The use of databricks for data engineering or data analytics workloads is becoming more prevalent as the platform grows, and has made its way into most of our recent modern data architecture proposals – whether that be PaaS warehouses, or data science platforms.
To run any type of workload on the platform, you will need to setup a cluster to do the processing for you. While the Azure-based platform has made this relatively simple for development purposes, i.e. give it a name, select a runtime, select the type of VMs you want and away you go – for production workloads, a bit more thought needs to go into the configuration/cost. In the following blog I’ll start by looking at the pricing in a bit more detail which will aim to provide a cost element to the cluster configuration process.
For arguments sake, the work that we tend to deliver with databricks is based on data engineering usage – spinning up resource for an allocated period to perform a task. Therefore this is generally the focus for the following topic.
To get started in this area, I think it would be useful to included some definitions.
- DBU – a databricks unit (unit of processing capability per hour billed on per second usage)
- Data Engineering Workload - a job that both starts and terminates the cluster which it runs on (via the job scheduler)
- Data Analytics Workload – a non automated workload, for example running a command manually within a databricks notebook. Multiple users can share the cluster to perform interactive analysis
- Cluster – made up of instances of processing (VMs) and constitute of a driver, and workers. Workers can either be provisioned upfront, or autoscaled between a min no. workers / max no. workers.
- Tier – either standard or premium. Premium includes role based access control, ODBC endpoint authentication, audit logs, Databricks Delta (unified data management system).
The billing for the clusters primarily works depending on the type of workload you initiate and tier (or functionality) you require. As you might of guessed data engineering workloads on the standard tier offer the best price.
I’ve taken the DS3 v2 instance (VM) pricing from the Azure Databricks pricing page.

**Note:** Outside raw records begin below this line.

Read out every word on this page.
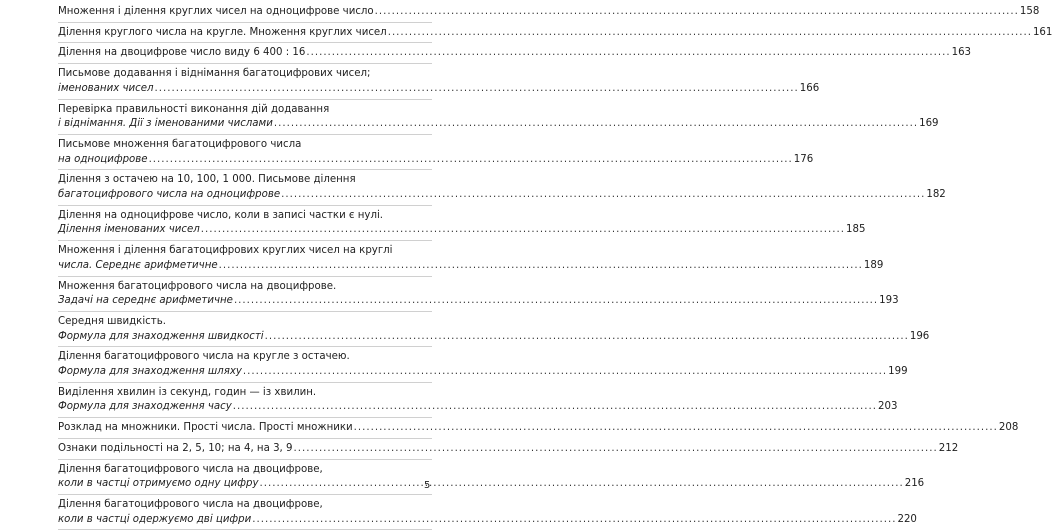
Множення і ділення круглих чисел на одноцифрове число .....	158
Ділення круглого числа на кругле. Множення круглих чисел .....	161
Ділення на двоцифрове число виду 6 400 : 16 .....	163
Письмове додавання і віднімання багатоцифрових чисел;
іменованих чисел .....	166
Перевірка правильності виконання дій додавання
і віднімання. Дії з іменованими числами .....	169
Письмове множення багатоцифрового числа
на одноцифрове .....	176
Ділення з остачею на 10, 100, 1 000. Письмове ділення
багатоцифрового числа на одноцифрове .....	182
Ділення на одноцифрове число, коли в записі частки є нулі.
Ділення іменованих чисел .....	185
Множення і ділення багатоцифрових круглих чисел на круглі
числа. Середнє арифметичне .....	189
Множення багатоцифрового числа на двоцифрове.
Задачі на середнє арифметичне .....	193
Середня швидкість.
Формула для знаходження швидкості .....	196
Ділення багатоцифрового числа на кругле з остачею.
Формула для знаходження шляху .....	199
Виділення хвилин із секунд, годин — із хвилин.
Формула для знаходження часу .....	203
Розклад на множники. Прості числа. Прості множники .....	208
Ознаки подільності на 2, 5, 10; на 4, на 3, 9 .....	212
Ділення багатоцифрового числа на двоцифрове,
коли в частці отримуємо одну цифру .....	216
Ділення багатоцифрового числа на двоцифрове,
коли в частці одержуємо дві цифри .....	220
5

The pricing can be broken down as follows:
- Each instance is charged at £0.262/hour. So for example, the cost of a very simple cluster - 1 driver and 2 workers is £0.262/hour x 3 = £0.786/hour. The VM cost does not depend on the workload type/tier.
- The DBU cost is then calculated at £0.196/hour. So for example, the cost of 3 nodes (as above) is £0.196/hour x 3 = £0.588/hour. This cost does change depending on workload type/tier.
- The total cost is then £0.786/hour (VM Cost) + £0.588/hour (DBU Cost) = £1.374/hour. Also known as the pay as you go price. Discounts are then added accordingly for reserved processing power.
I thought this was worth simplifying since the pricing page doesn’t make this abundantly clear with the way the table is laid out and often this is overlooked. Due to the vast amount of options you can have to setup clusters, its worth understanding this element to balance against time.
The DBU count is merely to be used as reference to compare the different VMs processing power and is not directly included in the calculations. Its also worth mentioning that by default databricks services are setup as premium and can be downgraded to standard only by contacting support. In some cases, this can add some massive cost savings depending upon the type of work you are doing on the platform so please take this into account before spinning up clusters and don’t just go with the default.
With regards to configuration, clusters can either be setup under a High Concurrency mode (previously known as serverless) or as Standard. The high concurrency mode is optimised for concurrent workloads and therefore is more applicable to data analytics workloads and interactive notebooks which are used by multiple users simultaneously. This piece of configuration does not effect the pricing.
By using the following cost model, we can then assume for a basic batch ETL run where we have a driver and 8 worker nodes on relatively small DS3 instances, would cost £123.60/month given a standard 1 hour daily ETL window. Hopefully this provides as a very simple introduction into the pricing model used by Databricks.